Friday, September 09, 2005

I'm going to ride out this fabulous mood, with its optimism and sense of well being, for as long as I can. I found out that I'm going to live out a dream of mine this week, but I can't say until it's official. My landlord has an overgrown, organic garden that displays new blooms every other week. I love August and September for the butterflies I see flying around whereever I go--on the U of M walking bridge, at Chipolte, and a whole family of them in the crazy garden in my front yard. I know its very 4th grade unicorn and ponies for me to like them, but they give me a sense of renewal and good fortune, which I think is unique for autumn since you are watching so many things die and hibernate. They fly with jagged energy but graciousness. I hope you find some good luck today too.

Tuesday, September 06, 2005

I wrote this last night, Labor Day:

Do you ever get surprised with feelings of unannounced anticipation? I spent the weekend sleeping and watching TV from a little virus and a long summer. I've been quiet and inside myself a bit. Nothing extraordinary has happened lately.
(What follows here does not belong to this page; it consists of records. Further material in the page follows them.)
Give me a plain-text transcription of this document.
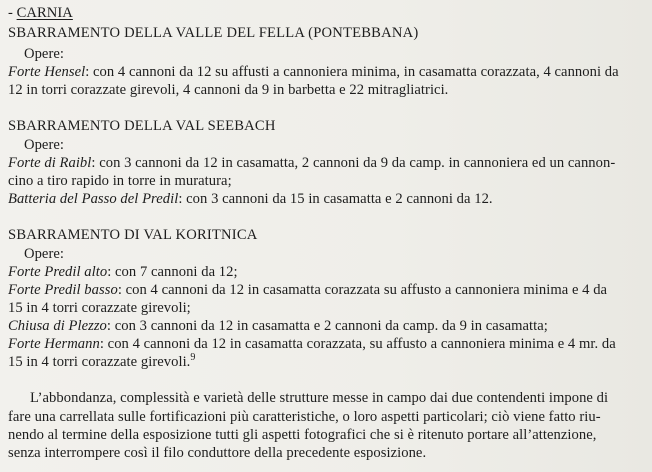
- CARNIA
SBARRAMENTO DELLA VALLE DEL FELLA (PONTEBBANA)
Opere:
Forte Hensel: con 4 cannoni da 12 su affusti a cannoniera minima, in casamatta corazzata, 4 cannoni da
12 in torri corazzate girevoli, 4 cannoni da 9 in barbetta e 22 mitragliatrici.
SBARRAMENTO DELLA VAL SEEBACH
Opere:
Forte di Raibl: con 3 cannoni da 12 in casamatta, 2 cannoni da 9 da camp. in cannoniera ed un cannon-
cino a tiro rapido in torre in muratura;
Batteria del Passo del Predil: con 3 cannoni da 15 in casamatta e 2 cannoni da 12.
SBARRAMENTO DI VAL KORITNICA
Opere:
Forte Predil alto: con 7 cannoni da 12;
Forte Predil basso: con 4 cannoni da 12 in casamatta corazzata su affusto a cannoniera minima e 4 da
15 in 4 torri corazzate girevoli;
Chiusa di Plezzo: con 3 cannoni da 12 in casamatta e 2 cannoni da camp. da 9 in casamatta;
Forte Hermann: con 4 cannoni da 12 in casamatta corazzata, su affusto a cannoniera minima e 4 mr. da
15 in 4 torri corazzate girevoli.$^9$
L’abbondanza, complessità e varietà delle strutture messe in campo dai due contendenti impone di
fare una carrellata sulle fortificazioni più caratteristiche, o loro aspetti particolari; ciò viene fatto riu-
nendo al termine della esposizione tutti gli aspetti fotografici che si è ritenuto portare all’attenzione,
senza interrompere così il filo conduttore della precedente esposizione.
Today I slept in, cleaned, read a book in the sun, went to a movie, and gave myself a haircut. But it's still there...waiting for the unexpected, like checking the mailbox for a letter in the mail that will tell me that I've won something.

I go through phases like this sometimes, or maybe I'm just caught up in the rhythm of the shcool year embedded in my brain and body--I lay low for a time, think my thoughts, watch the world around me go by, and then I get so excited, wanting to throw myself into it. Nothing there really to jump into. But that's what's exciting, just knowing there is something new to visit, an unopened present, a gasp just inside my throat I'm waiting to exhale.

I feel prepared, aware, comfortable in my skin. I have met myself again, at an end of summer BBQ, and it's been so long I've forgotten those things I delight in that I can't wait to reintroduce her to my friends. I don't know what is next . It's just Next and that's enough to get excited. Ever feel that way?